Hard to imagine salt and pepper pots could excite much interest. After all, you get them for around €3.50 from Ikea. If you have something more than €50 million spare, though, you could try and purchase the Saliera. Probably best if you don’t put it out on the dinner table…
- Fabulous golden salt cellar from the mid-16th century
- Originally created by Benvenuto Cellini for King Francis I of France
- Once thought lost after an art theft
- Entered Habsburg hands as a gift to Archduke Ferdinand II
- Not actually for sale (do I need to say this?)
- See also:
The Cellini salt cellar
Myriads of astonishing items fill the Kunstkammer, but the Saliera towers over everything else in this diverse collection of exhibits.

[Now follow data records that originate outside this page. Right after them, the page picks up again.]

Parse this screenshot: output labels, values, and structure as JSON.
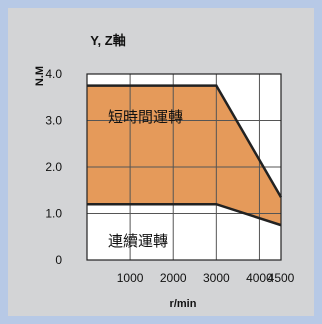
{
  "chart_data": {
    "type": "area",
    "title": "Y, Z軸",
    "xlabel": "r/min",
    "ylabel": "N.M",
    "xlim": [
      0,
      4500
    ],
    "ylim": [
      0,
      4.0
    ],
    "x_ticks": [
      "1000",
      "2000",
      "3000",
      "4000",
      "4500"
    ],
    "y_ticks": [
      "0",
      "1.0",
      "2.0",
      "3.0",
      "4.0"
    ],
    "grid": true,
    "series": [
      {
        "name": "短時間運轉",
        "x": [
          0,
          3000,
          4500
        ],
        "y": [
          3.75,
          3.75,
          1.35
        ],
        "color": "#e59a5a"
      },
      {
        "name": "連續運轉",
        "x": [
          0,
          3000,
          4500
        ],
        "y": [
          1.2,
          1.2,
          0.75
        ],
        "color": "#ffffff"
      }
    ],
    "annotations": [
      "短時間運轉",
      "連續運轉"
    ]
  }
}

(Salt cellar (Saliera) Benvenuto Cellini 1540-1543, Paris, gold, enamel, ebony, ivory 26.3 cm x 28.5 cm x 21.5 cm © Kunsthistorisches Museum Wien)
Ostensibly, what you have is a piece of tableware to hold salt and pepper. And two receptacles (a ship and temple) do indeed serve that purpose.

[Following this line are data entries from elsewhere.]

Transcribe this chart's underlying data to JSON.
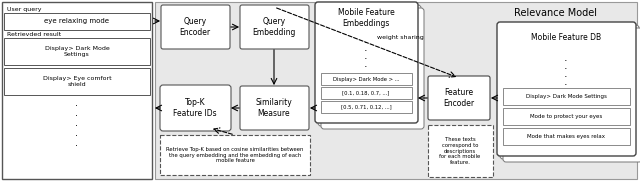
{
  "title": "Relevance Model",
  "bg_color": "#e8e8e8",
  "white": "#ffffff",
  "black": "#000000",
  "user_query_label": "User query",
  "user_query_text": "eye relaxing mode",
  "retrieved_label": "Retrievded result",
  "retrieved_items": [
    "Display> Dark Mode\nSettings",
    "Display> Eye comfort\nshield"
  ],
  "query_encoder_label": "Query\nEncoder",
  "query_embedding_label": "Query\nEmbedding",
  "top_k_label": "Top-K\nFeature IDs",
  "similarity_label": "Similarity\nMeasure",
  "mobile_feat_emb_label": "Mobile Feature\nEmbeddings",
  "feature_encoder_label": "Feature\nEncoder",
  "mobile_feat_db_label": "Mobile Feature DB",
  "weight_sharing_label": "weight sharing",
  "note_text": "Retrieve Top-K based on cosine similarities between\nthe query embedding and the embedding of each\nmobile feature",
  "emb_items": [
    "Display> Dark Mode > ...",
    "[0.1, 0.18, 0.7, ...]",
    "[0.5, 0.71, 0.12, ...]"
  ],
  "desc_text": "These texts\ncorrespond to\ndescriptions\nfor each mobile\nfeature.",
  "db_items": [
    "Display> Dark Mode Settings",
    "Mode to protect your eyes",
    "Mode that makes eyes relax"
  ]
}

But it’s so much more than that, as the photo above demonstrates.
Taking a pinch of salt or pepper from the golden Saliera represents an act of submission, an acknowledgement that you remain mere dirt on the shoe of the owner’s prestige and power.

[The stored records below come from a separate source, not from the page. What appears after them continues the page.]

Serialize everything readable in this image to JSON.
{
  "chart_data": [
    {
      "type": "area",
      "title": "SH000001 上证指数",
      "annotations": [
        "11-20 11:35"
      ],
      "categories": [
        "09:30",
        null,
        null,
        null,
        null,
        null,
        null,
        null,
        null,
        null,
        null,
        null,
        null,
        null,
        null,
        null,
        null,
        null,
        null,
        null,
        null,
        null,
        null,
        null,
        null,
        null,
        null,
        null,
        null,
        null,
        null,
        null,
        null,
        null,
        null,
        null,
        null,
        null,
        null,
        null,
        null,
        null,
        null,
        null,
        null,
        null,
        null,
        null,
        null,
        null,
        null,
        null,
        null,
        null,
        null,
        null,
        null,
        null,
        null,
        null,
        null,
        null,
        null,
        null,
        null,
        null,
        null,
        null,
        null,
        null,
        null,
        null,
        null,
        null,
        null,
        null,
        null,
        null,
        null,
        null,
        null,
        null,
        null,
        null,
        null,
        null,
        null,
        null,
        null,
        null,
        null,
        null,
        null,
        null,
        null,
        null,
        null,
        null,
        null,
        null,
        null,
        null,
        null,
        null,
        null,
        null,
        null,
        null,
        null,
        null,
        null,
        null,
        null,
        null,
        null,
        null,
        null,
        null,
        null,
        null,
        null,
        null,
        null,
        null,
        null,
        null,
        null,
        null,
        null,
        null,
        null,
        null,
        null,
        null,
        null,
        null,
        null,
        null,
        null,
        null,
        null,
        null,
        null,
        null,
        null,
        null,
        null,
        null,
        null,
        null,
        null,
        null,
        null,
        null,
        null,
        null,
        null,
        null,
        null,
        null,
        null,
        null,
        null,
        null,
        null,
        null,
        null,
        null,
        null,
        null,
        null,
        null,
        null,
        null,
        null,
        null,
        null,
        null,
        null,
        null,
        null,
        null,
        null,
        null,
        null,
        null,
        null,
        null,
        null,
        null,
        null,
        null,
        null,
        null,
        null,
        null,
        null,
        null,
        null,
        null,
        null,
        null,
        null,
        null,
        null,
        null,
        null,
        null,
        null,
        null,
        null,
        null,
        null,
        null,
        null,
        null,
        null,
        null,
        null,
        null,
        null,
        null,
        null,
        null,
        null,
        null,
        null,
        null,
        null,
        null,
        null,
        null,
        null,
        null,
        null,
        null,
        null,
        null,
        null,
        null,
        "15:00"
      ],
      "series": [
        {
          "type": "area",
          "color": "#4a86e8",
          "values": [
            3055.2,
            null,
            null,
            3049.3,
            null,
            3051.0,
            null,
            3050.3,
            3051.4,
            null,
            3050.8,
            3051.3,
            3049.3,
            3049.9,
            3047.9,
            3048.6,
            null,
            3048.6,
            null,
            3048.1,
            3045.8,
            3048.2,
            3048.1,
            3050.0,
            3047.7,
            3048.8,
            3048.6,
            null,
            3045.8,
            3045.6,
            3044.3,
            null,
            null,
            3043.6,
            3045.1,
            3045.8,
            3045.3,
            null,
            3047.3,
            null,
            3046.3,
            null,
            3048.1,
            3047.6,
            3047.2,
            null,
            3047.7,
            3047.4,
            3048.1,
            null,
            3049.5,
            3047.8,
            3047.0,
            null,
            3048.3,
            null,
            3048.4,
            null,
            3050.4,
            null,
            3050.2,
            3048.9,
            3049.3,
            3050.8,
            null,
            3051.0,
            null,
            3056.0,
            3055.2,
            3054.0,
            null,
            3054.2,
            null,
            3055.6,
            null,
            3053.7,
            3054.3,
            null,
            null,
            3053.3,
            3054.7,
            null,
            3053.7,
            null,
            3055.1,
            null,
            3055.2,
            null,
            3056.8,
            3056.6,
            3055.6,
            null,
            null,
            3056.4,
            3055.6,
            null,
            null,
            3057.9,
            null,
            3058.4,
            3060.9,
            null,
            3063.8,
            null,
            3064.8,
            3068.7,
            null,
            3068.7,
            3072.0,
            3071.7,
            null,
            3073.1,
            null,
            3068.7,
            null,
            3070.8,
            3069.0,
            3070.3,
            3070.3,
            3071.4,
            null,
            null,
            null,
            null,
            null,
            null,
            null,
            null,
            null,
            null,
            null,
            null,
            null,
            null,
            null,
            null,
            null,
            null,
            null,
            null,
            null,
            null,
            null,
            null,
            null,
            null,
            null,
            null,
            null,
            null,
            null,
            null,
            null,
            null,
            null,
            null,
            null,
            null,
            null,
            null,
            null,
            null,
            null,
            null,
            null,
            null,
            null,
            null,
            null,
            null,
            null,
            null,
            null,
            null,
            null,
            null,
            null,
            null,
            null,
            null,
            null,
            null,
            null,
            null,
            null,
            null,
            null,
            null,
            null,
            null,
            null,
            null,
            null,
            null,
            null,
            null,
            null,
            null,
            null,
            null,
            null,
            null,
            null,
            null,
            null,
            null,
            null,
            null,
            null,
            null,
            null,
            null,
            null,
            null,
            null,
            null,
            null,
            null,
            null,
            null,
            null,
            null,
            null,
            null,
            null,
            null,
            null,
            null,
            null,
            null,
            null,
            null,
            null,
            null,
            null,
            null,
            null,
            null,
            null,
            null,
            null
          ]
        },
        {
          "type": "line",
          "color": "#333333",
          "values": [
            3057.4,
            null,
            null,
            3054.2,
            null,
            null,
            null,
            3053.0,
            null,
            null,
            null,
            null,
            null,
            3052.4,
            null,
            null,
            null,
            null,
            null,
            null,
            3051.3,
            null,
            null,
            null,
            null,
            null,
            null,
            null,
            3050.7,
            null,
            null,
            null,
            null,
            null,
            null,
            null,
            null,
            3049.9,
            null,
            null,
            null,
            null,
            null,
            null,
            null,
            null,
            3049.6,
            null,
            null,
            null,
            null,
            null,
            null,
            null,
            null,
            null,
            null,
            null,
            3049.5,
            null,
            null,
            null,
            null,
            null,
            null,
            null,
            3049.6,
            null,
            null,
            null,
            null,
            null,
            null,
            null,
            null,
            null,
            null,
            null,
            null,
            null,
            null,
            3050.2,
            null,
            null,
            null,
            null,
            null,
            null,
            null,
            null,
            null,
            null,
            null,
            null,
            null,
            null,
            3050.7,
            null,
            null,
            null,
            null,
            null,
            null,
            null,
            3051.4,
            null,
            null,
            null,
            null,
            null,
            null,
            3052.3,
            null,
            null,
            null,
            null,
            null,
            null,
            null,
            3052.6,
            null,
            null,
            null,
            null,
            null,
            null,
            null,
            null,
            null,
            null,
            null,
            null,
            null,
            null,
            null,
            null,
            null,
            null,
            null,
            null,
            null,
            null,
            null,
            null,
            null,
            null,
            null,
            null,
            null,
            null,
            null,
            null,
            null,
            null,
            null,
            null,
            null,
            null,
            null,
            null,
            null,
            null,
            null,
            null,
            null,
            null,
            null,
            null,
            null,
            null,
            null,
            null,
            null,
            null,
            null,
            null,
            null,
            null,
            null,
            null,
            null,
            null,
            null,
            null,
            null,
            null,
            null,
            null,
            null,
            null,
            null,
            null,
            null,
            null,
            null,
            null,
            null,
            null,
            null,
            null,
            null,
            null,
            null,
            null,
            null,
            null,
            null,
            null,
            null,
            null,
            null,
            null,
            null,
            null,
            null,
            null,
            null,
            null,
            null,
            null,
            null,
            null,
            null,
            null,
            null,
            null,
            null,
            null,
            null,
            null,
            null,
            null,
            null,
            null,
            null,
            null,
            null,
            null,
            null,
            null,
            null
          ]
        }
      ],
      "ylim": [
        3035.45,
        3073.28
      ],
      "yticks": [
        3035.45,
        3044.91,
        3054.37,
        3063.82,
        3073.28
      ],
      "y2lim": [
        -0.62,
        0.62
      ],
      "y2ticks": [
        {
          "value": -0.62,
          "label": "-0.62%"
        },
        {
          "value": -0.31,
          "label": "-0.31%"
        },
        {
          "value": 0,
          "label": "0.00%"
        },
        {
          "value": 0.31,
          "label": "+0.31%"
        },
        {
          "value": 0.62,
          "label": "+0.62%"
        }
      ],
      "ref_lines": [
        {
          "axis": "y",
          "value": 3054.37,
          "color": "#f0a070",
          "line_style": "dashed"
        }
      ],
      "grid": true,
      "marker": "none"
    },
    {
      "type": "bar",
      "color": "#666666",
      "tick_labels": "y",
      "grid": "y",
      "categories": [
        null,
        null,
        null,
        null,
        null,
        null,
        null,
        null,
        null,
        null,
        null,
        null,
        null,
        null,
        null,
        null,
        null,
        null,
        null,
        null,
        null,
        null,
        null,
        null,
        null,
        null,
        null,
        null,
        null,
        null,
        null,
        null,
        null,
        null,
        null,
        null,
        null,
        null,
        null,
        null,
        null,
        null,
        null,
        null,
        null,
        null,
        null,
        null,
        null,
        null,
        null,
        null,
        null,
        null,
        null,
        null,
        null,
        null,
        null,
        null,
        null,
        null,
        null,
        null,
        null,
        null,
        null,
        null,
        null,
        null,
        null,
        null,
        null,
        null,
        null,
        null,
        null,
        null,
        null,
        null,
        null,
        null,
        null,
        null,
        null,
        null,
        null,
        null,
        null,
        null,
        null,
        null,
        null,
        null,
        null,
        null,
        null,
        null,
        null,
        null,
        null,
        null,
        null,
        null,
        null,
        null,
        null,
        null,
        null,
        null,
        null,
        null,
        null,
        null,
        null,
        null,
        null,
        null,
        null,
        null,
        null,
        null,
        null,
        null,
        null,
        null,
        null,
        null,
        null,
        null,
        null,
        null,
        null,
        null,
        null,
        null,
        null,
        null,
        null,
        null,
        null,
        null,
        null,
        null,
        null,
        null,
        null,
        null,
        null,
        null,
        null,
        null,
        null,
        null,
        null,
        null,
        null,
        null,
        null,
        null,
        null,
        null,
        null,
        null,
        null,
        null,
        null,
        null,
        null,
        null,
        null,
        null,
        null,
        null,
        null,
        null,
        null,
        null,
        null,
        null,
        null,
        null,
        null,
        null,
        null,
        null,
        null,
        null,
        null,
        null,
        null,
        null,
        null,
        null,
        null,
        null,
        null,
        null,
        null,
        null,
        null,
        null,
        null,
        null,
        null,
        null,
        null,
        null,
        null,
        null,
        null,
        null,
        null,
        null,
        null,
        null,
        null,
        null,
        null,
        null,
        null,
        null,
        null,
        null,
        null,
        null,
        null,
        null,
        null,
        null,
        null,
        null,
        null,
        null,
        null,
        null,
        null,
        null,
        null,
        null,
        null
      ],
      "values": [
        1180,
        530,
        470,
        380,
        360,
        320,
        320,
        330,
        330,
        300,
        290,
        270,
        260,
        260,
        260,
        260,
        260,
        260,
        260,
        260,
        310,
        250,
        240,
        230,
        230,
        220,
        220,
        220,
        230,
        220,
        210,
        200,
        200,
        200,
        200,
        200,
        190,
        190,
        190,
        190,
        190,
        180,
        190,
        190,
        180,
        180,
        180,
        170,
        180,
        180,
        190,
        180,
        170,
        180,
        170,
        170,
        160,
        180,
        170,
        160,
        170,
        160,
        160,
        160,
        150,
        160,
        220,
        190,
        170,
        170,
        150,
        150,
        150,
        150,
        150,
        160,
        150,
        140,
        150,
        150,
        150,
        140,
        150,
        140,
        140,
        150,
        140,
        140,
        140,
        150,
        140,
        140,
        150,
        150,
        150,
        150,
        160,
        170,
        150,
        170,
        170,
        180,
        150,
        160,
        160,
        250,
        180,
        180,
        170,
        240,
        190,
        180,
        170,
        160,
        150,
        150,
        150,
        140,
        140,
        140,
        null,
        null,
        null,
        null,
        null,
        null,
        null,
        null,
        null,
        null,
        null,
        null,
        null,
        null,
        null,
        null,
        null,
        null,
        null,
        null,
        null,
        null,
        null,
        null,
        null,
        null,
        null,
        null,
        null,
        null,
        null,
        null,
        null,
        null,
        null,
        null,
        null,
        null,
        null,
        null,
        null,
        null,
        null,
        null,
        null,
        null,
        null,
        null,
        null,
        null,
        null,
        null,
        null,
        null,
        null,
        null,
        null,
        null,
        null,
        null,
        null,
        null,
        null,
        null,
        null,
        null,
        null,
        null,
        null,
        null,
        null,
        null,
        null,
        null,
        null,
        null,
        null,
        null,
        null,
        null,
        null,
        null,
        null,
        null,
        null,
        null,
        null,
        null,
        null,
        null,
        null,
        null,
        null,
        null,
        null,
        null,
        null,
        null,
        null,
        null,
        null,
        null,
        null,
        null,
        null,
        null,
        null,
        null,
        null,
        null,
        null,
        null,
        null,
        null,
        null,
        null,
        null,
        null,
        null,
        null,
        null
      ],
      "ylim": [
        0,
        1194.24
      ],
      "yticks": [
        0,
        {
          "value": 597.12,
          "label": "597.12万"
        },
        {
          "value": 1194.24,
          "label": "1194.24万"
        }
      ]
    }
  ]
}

Because it’s hard to maintain a sense of superiority over your host when the value of their salt cellar probably exceeds your entire net worth.
Inside the gallery it calls home, the Saliera rests in its own free-standing glass cabinet, spotlights creating a pool of light in a low-lit room.
Two figures rest on the work’s surface, legs intertwined. A man (“Sea”) holds a trident and sits back almost lasciviously, six-pack to the fore. Opposite him, a woman (“Land”) reclines with one hand pinching a breast.
Elsewhere, a few glass display cases hold other French treasures. For example, some 16th-century cameos, a pendant of gold and enamel, or 16th-century painted enamel tableware from Limoges. These are just window dressing in the presence of the Saliera.
Gold is the piece’s dominant theme, urged into place by the hands of Benvenuto Cellini, an Italian goldsmith, sculptor, and all-round creative genius. Few of his works have survived, but the Saliera is one of them.
(Ferdinand II of Tyrol, one-time owner of the Saliera
Image courtesy of the Rijksmuseum)
Cellini completed his salt cellar in 1543 as a commission for Francis I, King of France.
Later that century, King Charles IX made a gift of it to Archduke Ferdinand II of Tyrol around the time of the former’s marriage to the latter’s niece, Elisabeth of Austria (the daughter of the Habsburg emperor, Maximilian II, who was Ferdinand’s older brother).
I sincerely hope Ferdinand’s wedding gift to the pair was more than a voucher for a Paris spa or there might have been some tension at family reunions.
The Archduke was a noted sponsor of the arts and architect of the prestigious Schloss Ambros collection that later passed into the hands of the KHM.
The story does not end there, though. The Saliera actually fell victim to an opportunistic theft in 2003. Fortunately for us, a contrite thief led police to its whereabouts just under three years later.
How to get to the Saliera
Once you’ve found the KHM, enter the main entrance hall with its glorious dome; the stairs to the left take you up into the Kunstkammer.
Once inside the Kunstkammer, go straight on through the galleries until you can’t go any further and have to turn left or right. On the left is Gallery 24 (Saal XXIV) and inside is the Saliera.